Thursday, November 25, 2010

Las cuatro estaciones

LAS CUATRO ESTACIONES
29 de julio de 2005

INVIERNO. Es el 20 de diciembre del vigésimo cuarto año del Siglo de la Muerte. Un hombre traspasa con paso lento las puertas de la prisión de Landsberg, y respira tranquilamente el aire puro y glacial del invierno alemán. Sus ojos azules y profundos, como un océano de lava hirviente, contemplan los deshojados árboles de la ciudad. Un mostacho caricaturesco le da cierto carácter a su rostro.

La gabardina opaca que lleva puesta le llega hasta las rodillas y ondula suavemente al compás de la gélida, pero reconfortante brisa. Carga un sombrero en la mano. Una corbata oscura se oculta tras su abrigo.

En Munich le esperan. Y él, mientras tanto, respira y piensa.

VERANO. Una máquina de escribir martillea al interior de una celda como una metralleta. Cada explosión de ideas del “escritor” es transcrita con una rapidez extraordinaria por su diligente ayudante y mecanógrafo.

El autor de dicha obra, entretanto, camina regularmente por la habitación y solo se detiene de vez en cuando frente a alguna de las dos ventanas de la misma a contemplar a sus conciudadanos caminar bajo el aplastante sol de junio.

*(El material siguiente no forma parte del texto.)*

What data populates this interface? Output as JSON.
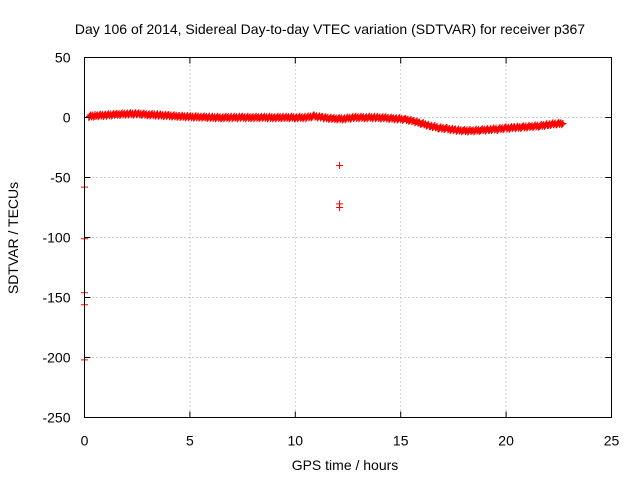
{
  "chart_data": {
    "type": "scatter",
    "title": "Day 106 of 2014, Sidereal Day-to-day VTEC variation (SDTVAR) for receiver p367",
    "xlabel": "GPS time / hours",
    "ylabel": "SDTVAR / TECUs",
    "xlim": [
      0,
      25
    ],
    "ylim": [
      -250,
      50
    ],
    "xticks": [
      0,
      5,
      10,
      15,
      20,
      25
    ],
    "yticks": [
      50,
      0,
      -50,
      -100,
      -150,
      -200,
      -250
    ],
    "grid": true,
    "marker": "+",
    "color": "#ff0000",
    "series": [
      {
        "name": "SDTVAR",
        "trend": {
          "x": [
            0.2,
            0.5,
            1.0,
            1.5,
            2.0,
            2.5,
            3.0,
            3.5,
            4.0,
            4.5,
            5.0,
            5.5,
            6.0,
            6.5,
            7.0,
            7.5,
            8.0,
            8.5,
            9.0,
            9.5,
            10.0,
            10.5,
            10.9,
            11.3,
            11.8,
            12.3,
            12.8,
            13.3,
            13.8,
            14.3,
            14.8,
            15.2,
            15.6,
            16.0,
            16.4,
            16.8,
            17.2,
            17.6,
            18.0,
            18.4,
            18.8,
            19.2,
            19.6,
            20.0,
            20.4,
            20.8,
            21.2,
            21.6,
            22.0,
            22.4,
            22.7
          ],
          "y": [
            1,
            1.5,
            2,
            2.5,
            3,
            3,
            2.5,
            2,
            1.5,
            1,
            0.5,
            0.5,
            0,
            0,
            0,
            0,
            0,
            0,
            0,
            0,
            0,
            0,
            1,
            0,
            -1,
            -1,
            0,
            0,
            0,
            -0.5,
            -1,
            -1.5,
            -3,
            -5,
            -7,
            -8.5,
            -9.5,
            -10.5,
            -11,
            -11,
            -10.5,
            -10,
            -9.5,
            -9,
            -8.5,
            -8,
            -7.5,
            -7,
            -6,
            -5,
            -5
          ]
        },
        "outliers": {
          "x": [
            12.1,
            12.1,
            12.1,
            0,
            0,
            0,
            0,
            0
          ],
          "y": [
            -40,
            -72,
            -75,
            -58,
            -101,
            -146,
            -156,
            -202
          ]
        }
      }
    ]
  }
}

En uno de esos instantes, mientras redacta interiormente el torrente incontenible del siguiente párrafo de la obra, sin ningún motivo aparente, se imagina a sí mismo erguido como un orgulloso halcón ante una multitud febril, a la cual desprecia y domina, con el simple uso de la palabra, en tanto que ésta le idolatra como a un dios.

OTOÑO. Las hojas adustas y otoñales giran musicalmente en espirales ascendentes. Un dorado rayo de luz ilumina de forma tenue y mágica una esquina de la habitación. El hijo, ensimismado, observa impávido a su madre enferma, y entonces, sin que nadie le vea, llora. Enjuga con la manga izquierda de su abrigo negro las lágrimas que brotan de sus ojos. Respira profundamente. Intenta calmar el inminente estallido de llanto que presiente su garganta. El corto día por fin toca a su fin, y la noche, con su apacible manto universal, cobija a la población de Linz.

El hedor de la muerte inevitable ya contamina el aire estancado y corrupto del recinto. En cuatro semanas, Klara Polzl, habrá muerto.

PRIMAVERA. Primero. Las canas asomaban en la sien del hombre que en ese momento daba la orden de probar la eficacia del ácido prúsico del Dr. Stumpfegger sobre su perra alsaciana Blondi. Horas después, el 29 de abril del año 45, el Sargento Tornow envenenaba sin misericordia al animal, que minutos más tarde, yacía inerte sobre el suelo.

Segundo. La amante sin vida descansa al costado izquierdo del dictador. Su cuerpo despide un olor putrefacto a almendras amargas. El hombre de ojos de azulado fuego dirige una última mirada a su mujer, al tiempo que detona su revolver de 7.65 mms. sobre su sien derecha… Con él, el Tercer Reich ha muerto.